Not a sign of him, nothing. I bunged the spuds and the sausages in the oven and put the baby to bed.

It was just when I was walking down the hall, passed the little box room that had been converted into an office that I had a funny feeling.

I'm not really one for checking my emails all the time, days can go by before I realise there's anything in my Inbox, as they say.

I wonder , I thought, there's no message on the ansaphone, nothing on my voice mail, I wonder.

I switched on the monitor and checked - sure enough right beside my name was a little blue number one - sender, Pete Morrison.


Dear Tina,

Sorry I couldn't make the Fireworks do tonight, thing is I'm not actually in London. I know you're going to be really gutted and I'm so sorry to do this to you and the girls, and Joe of course and I promise I'll come down as soon as I can, I just need to get away and sort my head out.

What? What the hell was this all about? Sort his flipping head out, has he got the boot? Has he robbed a bank and done a runner? Where in Christ's name is my husband?

I was panicking now, my heart was pounding, I swear I could see it like a cartoon character in a haunted house, it was like a train crash I couldn't look away from that terrible computer. I was being sucked into this cyber hell and there was no way out but to read on.

I've been in touch with Madeline, don't know if you remember Madeline, I told you about her, she was an old girlfriend of mine from school. Well she's divorced now and we sort of met through Friends Reunited and one thing led to another and well, I've gone to stay with her, just until I decide what to do. I know you must hate me but please believe me when I say I never meant to hurt you. Don't worry about money that will be sorted out as I've asked for a transfer to the Manchester office and it's come through.

Take care Tee,

Pete xx

The silence was overpowering but I was screaming inside, every organ that made my raddled old body function had shut down. Then I heard myself, I was saying "No!" under my breath, "No, no, no....even then I didn't want to share this disaster with anyone else.

The bastard, the bloody bastard, an email, huh, the coward didn't even have the guts to write me a letter.

I fed the girls then lied to them.

"Dad's gone to visit Uncle Jimmy, he'll be back soon."

"What, on Bonfire night, why?" asked Laura, stunned.

I lied again.

"Oh you know dad, dates were never his strong point."
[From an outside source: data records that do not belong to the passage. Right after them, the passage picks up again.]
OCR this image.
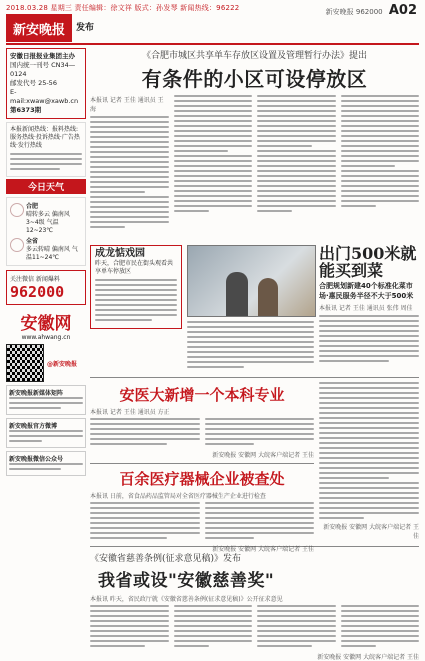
2018.03.28 星期三 责任编辑：徐文祥 版式：孙发琴 新闻热线：96222	新安晚报 962000 A02
新安晚报	发布
安徽日报报业集团主办
国内统一刊号 CN34—0124
邮发代号 25-56
E-mail:xwaw@xawb.cn
第6373期
本报新闻热线：报料热线:服务热线·投诉热线·广告热线·发行热线
今日天气
合肥
晴转多云 偏南风3~4级 气温12~23℃
全省
多云转晴 偏南风 气温11~24℃
关注微信 新闻爆料
962000
安徽网
www.ahwang.cn
@新安晚报
新安晚报新媒体矩阵
新安晚报官方微博
新安晚报微信公众号
《合肥市城区共享单车存放区设置及管理暂行办法》提出
有条件的小区可设停放区
本报讯 记者 王佳 通讯员 王海
成龙惦戏园
昨天，合肥市民在街头观看共享单车停放区
出门500米就能买到菜
合肥规划新建40个标准化菜市场·惠民服务半径不大于500米
本报讯 记者 王佳 通讯员 张伟 周佳
安医大新增一个本科专业
本报讯 记者 王佳 通讯员 方正
新安晚报 安徽网 大皖客户端记者 王佳
百余医疗器械企业被查处
本报讯 日前，省食品药品监管局对全省医疗器械生产企业进行检查
新安晚报 安徽网 大皖客户端记者 王佳
新安晚报 安徽网 大皖客户端记者 王佳
《安徽省慈善条例(征求意见稿)》发布
我省或设"安徽慈善奖"
本报讯 昨天，省民政厅就《安徽省慈善条例(征求意见稿)》公开征求意见
新安晚报 安徽网 大皖客户端记者 王佳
"You sure he ain't having an affair?" joked Sammy, and it was all I could do from shouting, "Well as you've asked, yes, yes, your wonderful loving daddy is up to his neck in another woman!"

But I'm glad I didn't.


Later that night, as I tried to find comfort on both sides of the double bed - the dreams began. They're recurring now, but then they came as quite a surprise. So vivid, so real, first a close up of his face, his big brown eyes and strangely coifed hair, the stubble on his chin and that trademark black T-Shirt. It wasn't a sexual thing, I didn't fancy him, not a bit, I just needed something from him, approval I guess. He was seated on a chair behind a big desk, staring at me and shaking his head, and then he spoke.

"Well Tina, all I can say is that was distinctly average, and with that, Simon Cowel, Mr Nasty from Pop Idol off the telly - looked down at his notes and simply said. "Next."